Тут Шими делает нечто невероятное: смотрит на нее.
— Если я поежусь от вашей бесчувственности, вы опять назовете меня тонкокожим.
Она выдерживает его взгляд.
— Какая еще бесчувственность? Эфраим бы меня высмеял.
— Эфраим — сама суровость.
— Да, это о нем.
— Вот мы и получили его целиком. Я помню сурового юнца, вы — сурового старика. В войну он хватал деревянное ружье и готов был один потягаться со всей германской авиацией. Он не ведал страха.
— Я толкую об эмоциональной суровости. Он рисковал своим сердцем.
— Вы о влюбленности?
— Не надо банальностей. Он завязывал дружбу там, где на это не осмелились бы другие, он доверял людям, к которым другие близко не подошли бы, он рисковал, что его предадут.
— Теперь вы рисуете мне человека, которого я не знал. Мы проводили время вместе только в детстве. Тогда у нас еще не было сердец.
— Вы его любили?
— В 1940 году у мальчиков не было принято друг друга любить.
— Мальчики всегда любили друг друга.
Шими сухо усмехается.
— Есть тема, по которой у вас нет желания высказаться со знанием дела?
— Вы считаете меня грубиянкой?
— Я бы не прочь узнать, какой считал вас Эфраим.
— Я — авторитет по мальчикам, потому что произвела их на свет целую кучу.
— Сколько именно?
— Вот вы меня и подловили…
— По части мальчиков у меня перед вами преимущество, сколько бы вы их ни родили, потому что я сам им был.
— Наверняка вы уже позабыли, каково это было.
— Этого я никогда не забуду.
— У вас мелодраматический подход к себе самому.
— Я не нарочно. Вряд ли, будучи несчастным ребенком, я нарушал правило. У некоторых из нас уходит больше времени, чем у других, на то, чтобы оправиться после физического шока появления на свет.

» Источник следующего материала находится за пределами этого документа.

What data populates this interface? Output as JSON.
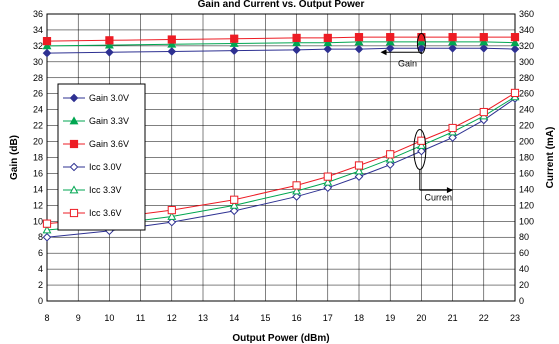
{
  "chart_data": {
    "type": "line",
    "title_partial": "Gain and Current vs. Output Power",
    "xlabel": "Output Power (dBm)",
    "ylabel_left": "Gain (dB)",
    "ylabel_right": "Current (mA)",
    "xlim": [
      8,
      23
    ],
    "ylim_left": [
      0,
      36
    ],
    "ylim_right": [
      0,
      360
    ],
    "x_ticks": [
      "8",
      "9",
      "10",
      "11",
      "12",
      "13",
      "14",
      "15",
      "16",
      "17",
      "18",
      "19",
      "20",
      "21",
      "22",
      "23"
    ],
    "y_left_ticks": [
      "0",
      "2",
      "4",
      "6",
      "8",
      "10",
      "12",
      "14",
      "16",
      "18",
      "20",
      "22",
      "24",
      "26",
      "28",
      "30",
      "32",
      "34",
      "36"
    ],
    "y_right_ticks": [
      "0",
      "20",
      "40",
      "60",
      "80",
      "100",
      "120",
      "140",
      "160",
      "180",
      "200",
      "220",
      "240",
      "260",
      "280",
      "300",
      "320",
      "340",
      "360"
    ],
    "grid": true,
    "legend_position": "left-middle",
    "annotations": [
      {
        "text": "Gain",
        "x": 20,
        "y": 30.3,
        "arrow_to": [
          18.9,
          31.2
        ]
      },
      {
        "text": "Curren",
        "x": 20.5,
        "y": 13.9,
        "arrow_to": [
          20.9,
          13.9
        ]
      }
    ],
    "series": [
      {
        "name": "Gain 3.0V",
        "axis": "left",
        "marker": "diamond-filled",
        "color": "#2e3192",
        "x": [
          8,
          10,
          12,
          14,
          16,
          17,
          18,
          19,
          20,
          21,
          22,
          23
        ],
        "y": [
          31.1,
          31.2,
          31.3,
          31.4,
          31.5,
          31.6,
          31.6,
          31.7,
          31.7,
          31.7,
          31.7,
          31.6
        ]
      },
      {
        "name": "Gain 3.3V",
        "axis": "left",
        "marker": "triangle-filled",
        "color": "#00a651",
        "x": [
          8,
          10,
          12,
          14,
          16,
          17,
          18,
          19,
          20,
          21,
          22,
          23
        ],
        "y": [
          32.0,
          32.1,
          32.2,
          32.3,
          32.4,
          32.4,
          32.5,
          32.5,
          32.5,
          32.5,
          32.5,
          32.4
        ]
      },
      {
        "name": "Gain 3.6V",
        "axis": "left",
        "marker": "square-filled",
        "color": "#ed1c24",
        "x": [
          8,
          10,
          12,
          14,
          16,
          17,
          18,
          19,
          20,
          21,
          22,
          23
        ],
        "y": [
          32.6,
          32.7,
          32.8,
          32.9,
          33.0,
          33.0,
          33.1,
          33.1,
          33.1,
          33.1,
          33.1,
          33.1
        ]
      },
      {
        "name": "Icc 3.0V",
        "axis": "right",
        "marker": "diamond-open",
        "color": "#2e3192",
        "x": [
          8,
          10,
          12,
          14,
          16,
          17,
          18,
          19,
          20,
          21,
          22,
          23
        ],
        "y": [
          80,
          88,
          99,
          113,
          131,
          142,
          156,
          171,
          188,
          205,
          227,
          254
        ]
      },
      {
        "name": "Icc 3.3V",
        "axis": "right",
        "marker": "triangle-open",
        "color": "#00a651",
        "x": [
          8,
          10,
          12,
          14,
          16,
          17,
          18,
          19,
          20,
          21,
          22,
          23
        ],
        "y": [
          89,
          96,
          106,
          120,
          138,
          149,
          163,
          178,
          195,
          212,
          232,
          256
        ]
      },
      {
        "name": "Icc 3.6V",
        "axis": "right",
        "marker": "square-open",
        "color": "#ed1c24",
        "x": [
          8,
          10,
          12,
          14,
          16,
          17,
          18,
          19,
          20,
          21,
          22,
          23
        ],
        "y": [
          97,
          104,
          114,
          127,
          145,
          156,
          170,
          184,
          201,
          217,
          237,
          261
        ]
      }
    ]
  }
}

— Это ваше главное воспоминание — состояние шока?
— Нет, грусть. Думаю, это одно из последствий шока.
Я все время грустил. Грустным просыпался, грустным засыпал. Правильнее сказать, вялым.
— Я голосую за грусть. Как реагировали на нее ваши родители?
— Отец подолгу отсутствовал — помогал делу обороны.
Но однажды он меня ударил.
— За грусть?
— За необычность.
— А ваша мать?
— Поднимала ли на меня руку мать? Где ей! Моя мать была, как я, — вялой.
— Вы хотите сказать, что это вы были, как она.
— Намекаете, что я научился грусти у нее? Может, и так. Но мне казалось, что это сидит у меня внутри. У нас с Эфраимом была одна и та же мать, но он грустным не был. У него внутри как будто горел свет. А меня внутри была темень.
— Вот почему вы говорите, что не любили его. Вы завидовали его свету?
— Я не говорил, что не любил его. Так я получился бы каким-то дефективным. Я сказал, что само понятие любви не было применимо к нам обоим. Как я объяснил, мы находились на стадии, предшествующей любви.
— Вы обошли мой вопрос о зависти.
От порыва ветра Шими хватается за свою шляпу, Берил еще сильнее кутается в свой платок.
— Что-то мы все обо мне да обо мне, — спохватывается Шими. — Разве мы встретились не для беседы об Эфраиме?
— Я допрашиваю свидетеля.
— Тогда это уже не беседа.
— Когда придет ваша очередь, можете допросить меня, я не возражаю. Я скажу все, что вам захочется услышать, если не больше, но сначала вам придется помочь мне вернуть то, что я потеряла. Отчего такой встревоженный вид? Вам не придется ползать на четвереньках. Слово за слово, как говорится… Продолжайте, только и всего.
— С чего вы взяли, что мне есть что сказать?
— Ваш брат не лез за словом в карман. Почему бы и вам не быть ему под стать? Еврейские мальчики сотканы из слов.
— Я всего лишь половинка еврейского мальчика.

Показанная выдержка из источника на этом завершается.